The combination of light animation, behavioral responses, and speech creates a convincing perception of an active machine.
Removing the heart module immediately transitions the robot into Alert Mode.
Without the heart, the robot visually communicates system distress.
The LED ring inside the chest switches from sequential animation to a synchronized blinking pattern. All LEDs flash on and off simultaneously, producing a strong warning signal.
An audible beep-beep alert sound is also generated through the speaker system.
At the same time, the eye lights shut down completely, removing the sense of awareness that existed in Active Mode.
This behavioral shift reinforces the symbolic design: without its heart, the robot is no longer alive.
AmViSH v1 was constructed using accessible prototyping components integrated inside a cardboard body structure.
The chest compartment houses the main electronics system, including the microcontroller, audio hardware, and LED drivers.
The robot is powered through a USB connection, simplifying the electrical design and allowing stable operation during testing and demonstrations.

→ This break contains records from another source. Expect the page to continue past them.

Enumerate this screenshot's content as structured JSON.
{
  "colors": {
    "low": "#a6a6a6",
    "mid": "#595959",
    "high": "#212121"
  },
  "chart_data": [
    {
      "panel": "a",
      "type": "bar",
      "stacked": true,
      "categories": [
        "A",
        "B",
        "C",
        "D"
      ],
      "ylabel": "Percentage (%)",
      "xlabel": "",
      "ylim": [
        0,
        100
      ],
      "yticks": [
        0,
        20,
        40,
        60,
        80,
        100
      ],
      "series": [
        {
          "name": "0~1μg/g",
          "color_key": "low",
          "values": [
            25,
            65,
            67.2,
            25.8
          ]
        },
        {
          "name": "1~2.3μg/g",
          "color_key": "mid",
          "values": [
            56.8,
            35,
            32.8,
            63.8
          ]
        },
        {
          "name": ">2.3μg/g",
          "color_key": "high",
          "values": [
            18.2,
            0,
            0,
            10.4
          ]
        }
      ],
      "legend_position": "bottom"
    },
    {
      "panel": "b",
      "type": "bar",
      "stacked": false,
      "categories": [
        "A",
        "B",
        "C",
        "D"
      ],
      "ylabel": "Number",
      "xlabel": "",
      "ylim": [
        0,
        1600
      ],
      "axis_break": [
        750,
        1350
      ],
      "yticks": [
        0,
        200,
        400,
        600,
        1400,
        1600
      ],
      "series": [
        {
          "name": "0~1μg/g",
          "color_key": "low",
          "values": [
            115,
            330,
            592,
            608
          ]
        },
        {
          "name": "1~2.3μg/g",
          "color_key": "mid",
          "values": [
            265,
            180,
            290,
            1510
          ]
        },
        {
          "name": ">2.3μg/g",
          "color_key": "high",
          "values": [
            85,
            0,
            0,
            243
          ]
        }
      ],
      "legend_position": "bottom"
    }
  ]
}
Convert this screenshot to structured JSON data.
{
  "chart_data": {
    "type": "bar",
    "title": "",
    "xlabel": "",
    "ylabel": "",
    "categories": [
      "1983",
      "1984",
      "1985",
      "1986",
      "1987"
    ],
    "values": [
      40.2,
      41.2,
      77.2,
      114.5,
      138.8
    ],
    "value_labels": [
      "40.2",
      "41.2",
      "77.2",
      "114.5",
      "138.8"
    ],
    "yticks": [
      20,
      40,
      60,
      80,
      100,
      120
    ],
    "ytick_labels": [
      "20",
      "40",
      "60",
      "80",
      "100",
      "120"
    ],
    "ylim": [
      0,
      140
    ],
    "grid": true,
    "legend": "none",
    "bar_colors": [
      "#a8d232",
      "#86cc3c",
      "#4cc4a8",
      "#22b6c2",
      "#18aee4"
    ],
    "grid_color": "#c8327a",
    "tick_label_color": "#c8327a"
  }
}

The control system is based on an Arduino Uno, which manages the sensor input, LED animations, and audio alerts.
The software controlling the robot was written in Arduino C++, using a simple behavioral state machine.
The program relies on if–else logic combined with non-blocking timing techniques to manage LED animations without interrupting sensor monitoring.
AmViSH v1 served as the first experimental prototype exploring how behavioral design and simple sensor systems can create the perception of life in a robotic machine.
The project demonstrated that expressive behaviors — such as light patterns, symbolic components, and responsive feedback — can strongly influence how humans perceive intelligence and presence in machines.
Following this initial prototype, a second iteration of the system, AmViSH 2.0, was later developed to expand upon the ideas introduced in the first version.
While AmViSH v1 focused primarily on symbolic interaction and behavioral expression, later iterations of the project explore how embodied systems can combine hardware design, sensing, and intelligent behavior to create more advanced robotic experiences.
The AmViSH series continues as an ongoing exploration into how physical design, behavioral logic, and artificial intelligence can work together to produce machines that feel more lifelike to human observers.